POTOSÍ, 16 abr (El Libre Observador) – Una jornada escolar se convirtió en tragedia este miércoles en la comunidad de Lagunillas, en el departamento de Potosí, al sur de Bolivia. Un bus escolar que esperaba en la puerta de una unidad educativa se incendió repentinamente, dejando un saldo devastador: cinco estudiantes adolescentes murieron calcinados y al menos ocho resultaron heridos.
El hecho ha conmocionado a la población y ha puesto bajo escrutinio las condiciones de seguridad del transporte escolar en áreas rurales.
El vehículo, utilizado habitualmente para trasladar a estudiantes desde sus casas hasta la escuela, se encontraba estacionado en el momento del siniestro.
Según el reporte del Comando Departamental de Policía de Potosí, el fuego se desató cuando el conductor intentaba encender el motor. Una fuga de gas —producto de un sistema de combustible improvisado y no autorizado— habría originado la explosión que envolvió al vehículo en llamas en cuestión de minutos.
«Cuando nuestro personal llegó al lugar, el bus ya estaba prácticamente incinerado. En su interior hallamos a cinco adolescentes sin vida», informó a la prensa el vocero policial Limbert Choque. Los otros ocho ocupantes, con edades entre los 12 y 17 años, lograron escapar por las ventanas, aunque algunos de ellos presentan lesiones por quemaduras y asfixia, y están siendo atendidos en centros médicos cercanos.
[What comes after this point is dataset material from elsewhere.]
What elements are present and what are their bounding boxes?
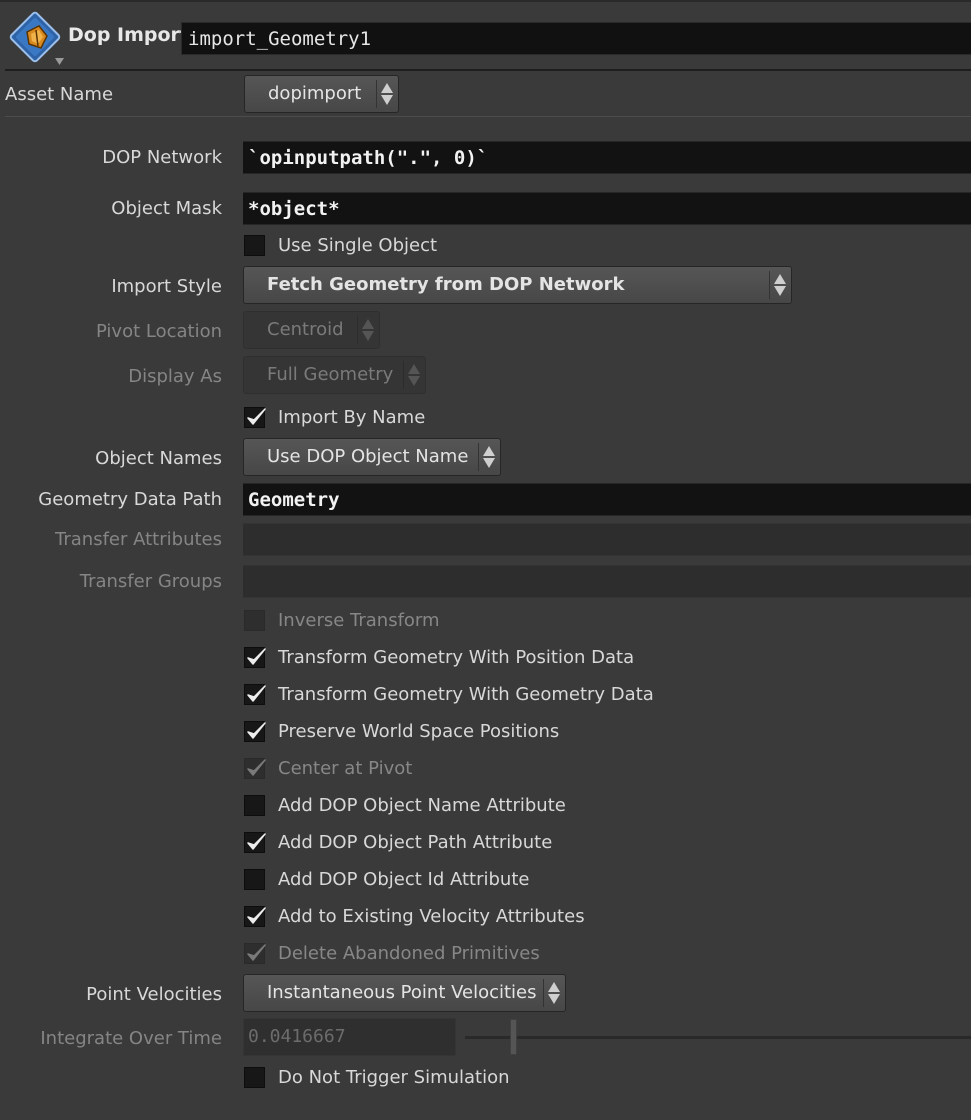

El conductor del autobús, Román Ignacio Apaza, de 53 años, fue arrestado y se encuentra en celdas policiales mientras rinde su declaración.
Según las primeras investigaciones, el vehículo operaba con garrafas de Gas Licuado de Petróleo (GLP), un combustible prohibido para uso automotor en Bolivia. Esta práctica clandestina, motivada por los bajos costos del GLP en comparación con la gasolina o el Gas Natural Vehicular (GNV), se ha vuelto común en zonas rurales pese a ser altamente riesgosa.
La tragedia ha vuelto a poner en evidencia las falencias en la regulación y supervisión del transporte escolar, especialmente en regiones alejadas de los centros urbanos. La Policía ha reiterado la ilegalidad de utilizar sistemas de gas improvisados en buses de transporte público y ha exigido mayores controles por parte de las autoridades municipales y educativas.
Mientras las familias de las víctimas lloran una pérdida irreparable, crecen las voces que exigen una investigación a fondo y sanciones ejemplares. La precariedad, la falta de fiscalización y la indiferencia institucional han quedado, una vez más, expuestas bajo el humo de una tragedia que pudo y debió haberse evitado.